Rezension

Unheimlich spannend!

Wenn er mich findet, bin ich tot - Elisabeth Rapp

Wenn er mich findet, bin ich tot
von Elisabeth Rapp

Bewertet mit 4.5 Sternen

Notunterkunft, Missbrauch, Alkoholismus, Drogen- und Gewaltdelikte... Stichworte verpfuschter Leben, die mit Namen verknüpft sind, die ich mir aus Selbstschutz merke, bis mein eigener fällt.
"Tilly Krah, bald fünfzehn, die siebte von neun Kindern."
Beck zählt die Trostlosigkeiten meines Lebens auf, die sich unwesentlich von den schon genannten unterscheiden: "Vernachlässigung, Verwahrlosung, brutale Misshandlungen, diverse Heimunterbringungen, haut überall ab."
S. 11

Tilly stehen vierzehn dunkle und kalte Wochen in Finnland bevor. Zusammen mit zehn weiteren schwererziehbaren Jugendlichen soll Sie dort eine Jugendherberge aus Eis bauen. Entweder die Maßnahme "EPM", was für Erlebnispädagogische Maßnahme zur Entwicklung von Schlüsselqualifikationen wie soziale Kompetenz und Persönlichkeit" steht oder die Jugendpsychiatrie. Da viel die Wahl nicht wirklich schwer. Doch Tilly fühlt sich verfolgt. Beobachtet.
Auch im Camp verschwindet ihre Paranoia nicht.
Bruchstücke. Bilderfetzen. Panikattaken und Ohnmachtsanfälle sind die Folgen.
Bis eines Tages Sandra, die Tilly aufs Haar gleicht, tot aufgefunden wird. Erst da begreift Tilly, dass es wirklich jemand auf Sie abgesehen hat...

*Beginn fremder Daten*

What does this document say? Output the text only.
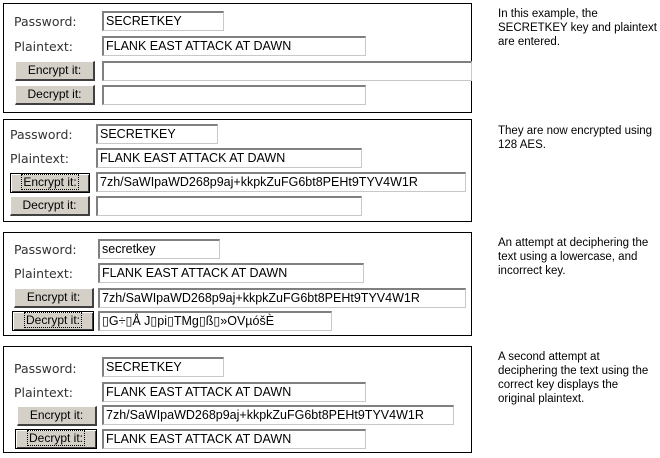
Password:	SECRETKEY
Plaintext:	FLANK EAST ATTACK AT DAWN
Encrypt it:
Decrypt it:
In this example, the SECRETKEY key and plaintext are entered.
Password:	SECRETKEY
Plaintext:	FLANK EAST ATTACK AT DAWN
Encrypt it:	7zh/SaWIpaWD268p9aj+kkpkZuFG6bt8PEHt9TYV4W1R
Decrypt it:
They are now encrypted using 128 AES.
Password:	secretkey
Plaintext:	FLANK EAST ATTACK AT DAWN
Encrypt it:	7zh/SaWIpaWD268p9aj+kkpkZuFG6bt8PEHt9TYV4W1R
Decrypt it:	▯G÷▯Å J▯pi▯TMg▯ß▯»OVµóšÈ
An attempt at deciphering the text using a lowercase, and incorrect key.
Password:	SECRETKEY
Plaintext:	FLANK EAST ATTACK AT DAWN
Encrypt it:	7zh/SaWIpaWD268p9aj+kkpkZuFG6bt8PEHt9TYV4W1R
Decrypt it:	FLANK EAST ATTACK AT DAWN
A second attempt at deciphering the text using the correct key displays the original plaintext.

Elisabeth Rapp versteht es perfekt für Jugendliche zu schreiben. Und nicht nur die dürften sich von dieser Geschichte unterhalten fühlen.

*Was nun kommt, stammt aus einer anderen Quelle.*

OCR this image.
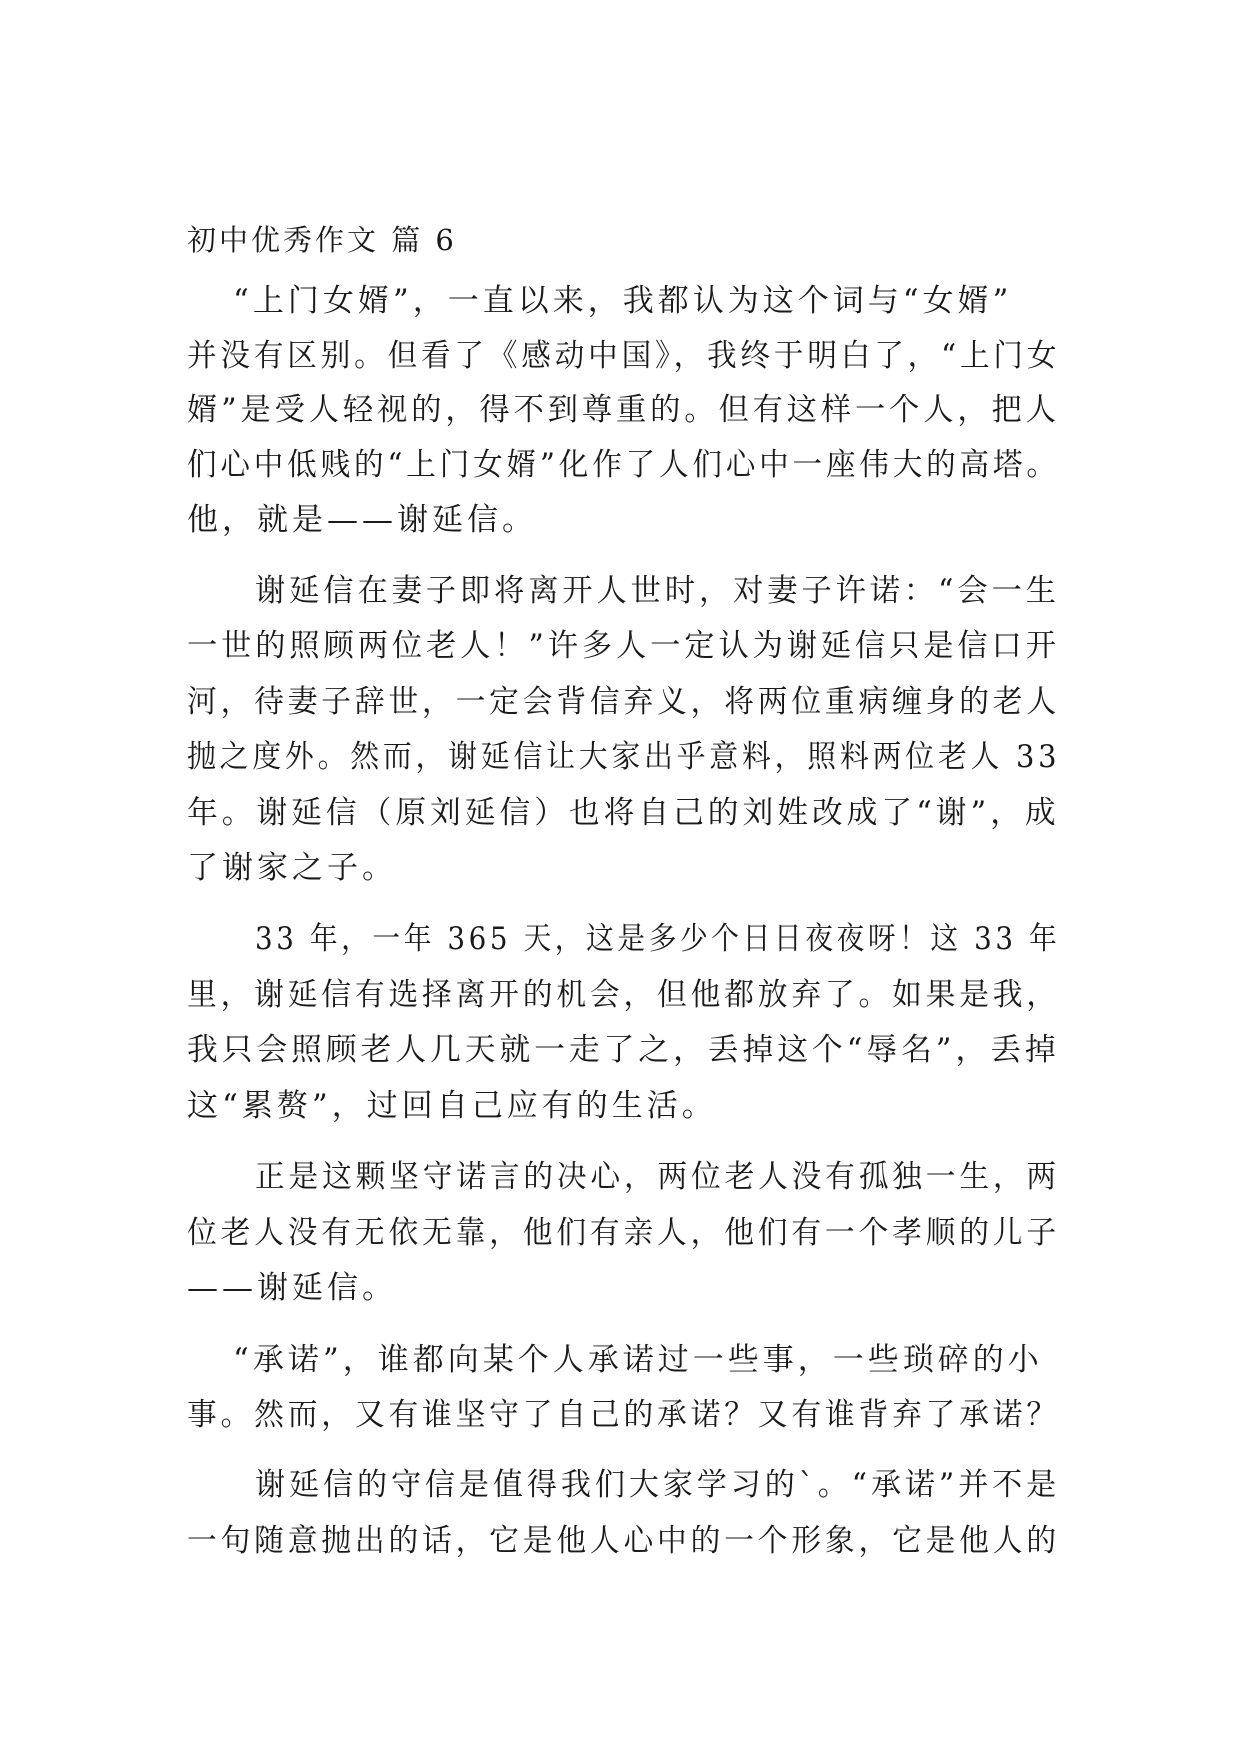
初中优秀作文 篇 6
“上门女婿”，一直以来，我都认为这个词与“女婿”
并没有区别。但看了《感动中国》，我终于明白了，“上门女
婿”是受人轻视的，得不到尊重的。但有这样一个人，把人
们心中低贱的“上门女婿”化作了人们心中一座伟大的高塔。
他，就是——谢延信。
谢延信在妻子即将离开人世时，对妻子许诺：“会一生
一世的照顾两位老人！”许多人一定认为谢延信只是信口开
河，待妻子辞世，一定会背信弃义，将两位重病缠身的老人
抛之度外。然而，谢延信让大家出乎意料，照料两位老人 33
年。谢延信（原刘延信）也将自己的刘姓改成了“谢”，成
了谢家之子。
33 年，一年 365 天，这是多少个日日夜夜呀！这 33 年
里，谢延信有选择离开的机会，但他都放弃了。如果是我，
我只会照顾老人几天就一走了之，丢掉这个“辱名”，丢掉
这“累赘”，过回自己应有的生活。
正是这颗坚守诺言的决心，两位老人没有孤独一生，两
位老人没有无依无靠，他们有亲人，他们有一个孝顺的儿子
——谢延信。
“承诺”，谁都向某个人承诺过一些事，一些琐碎的小
事。然而，又有谁坚守了自己的承诺？又有谁背弃了承诺？
谢延信的守信是值得我们大家学习的`。“承诺”并不是
一句随意抛出的话，它是他人心中的一个形象，它是他人的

Sensibel und doch eindringlich baut Rapp in unseren Köpfen das Bild von Tilly und ihrem Umfeld auf. Dieses Fingerspitzengefühl beweißt Sie uns auch sprachlich. Frech, schlagfertig und humorvoll bewegt sich unsere Tilly durch die Zeilen. Doch nicht immer. An manchen Stellen ist die Angst spürbar und zum Greifen nah - die Ohnmacht - die Schwärze. Tilly kämpft dagegen an und genau dieser Mut macht einen Teil ihrer charismatischen Ausstrahlung aus! Und so hetze ich durchs Buch, gejagt von der Spannung die mich vorantreibt - Zeile für Zeile, Seite um Seite. Dabei ziehen eisig schöne Kulissen an meinem inneren Auge vorbei, die die filmreifen Szenen untermalen.

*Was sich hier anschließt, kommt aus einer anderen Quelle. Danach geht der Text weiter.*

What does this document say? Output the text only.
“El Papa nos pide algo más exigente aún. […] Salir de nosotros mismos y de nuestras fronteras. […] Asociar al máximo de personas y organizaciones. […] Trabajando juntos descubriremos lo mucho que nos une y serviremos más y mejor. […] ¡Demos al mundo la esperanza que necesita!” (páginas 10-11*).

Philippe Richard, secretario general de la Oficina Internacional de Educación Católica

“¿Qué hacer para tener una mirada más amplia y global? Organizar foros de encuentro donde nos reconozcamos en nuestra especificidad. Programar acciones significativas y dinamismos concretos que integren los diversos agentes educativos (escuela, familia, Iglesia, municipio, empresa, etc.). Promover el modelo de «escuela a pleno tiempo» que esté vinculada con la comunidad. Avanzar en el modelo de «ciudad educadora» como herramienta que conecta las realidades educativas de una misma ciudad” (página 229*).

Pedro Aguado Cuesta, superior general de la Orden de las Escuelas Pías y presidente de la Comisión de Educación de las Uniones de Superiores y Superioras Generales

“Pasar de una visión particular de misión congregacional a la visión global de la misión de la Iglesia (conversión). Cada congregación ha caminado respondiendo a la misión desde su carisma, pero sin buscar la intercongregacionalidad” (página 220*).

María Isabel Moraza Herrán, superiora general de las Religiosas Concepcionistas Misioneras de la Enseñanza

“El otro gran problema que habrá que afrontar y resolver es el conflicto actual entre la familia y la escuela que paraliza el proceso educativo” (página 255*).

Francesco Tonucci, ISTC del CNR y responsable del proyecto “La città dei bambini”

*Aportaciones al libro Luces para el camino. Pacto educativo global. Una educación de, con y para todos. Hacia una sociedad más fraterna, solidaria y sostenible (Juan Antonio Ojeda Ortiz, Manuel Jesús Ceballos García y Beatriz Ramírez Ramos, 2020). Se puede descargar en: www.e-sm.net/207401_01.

Einzig die eingebaute Liebesgeschichte hat mich an zwei, drei Stellen gestört. Dadurch musste die Geschichte ab einer bestimmten Stelle an Dynamik und Glaubwürdigkeit einbüssen und danach folgte eine Szene die ich einfach unpassend fand. Wäre das einmal passiert, hätte ich gerne darüber hinweg gesehen. Allerdings war gerade das bei dieser rasanten Lesefahrt der Stolperstein.

Alles in allem wundere ich mich, dass dieses Buch noch nicht so viele Leser hatte wie ihm eigentlich zustehen und empfehle daher es unbedingt zu lesen!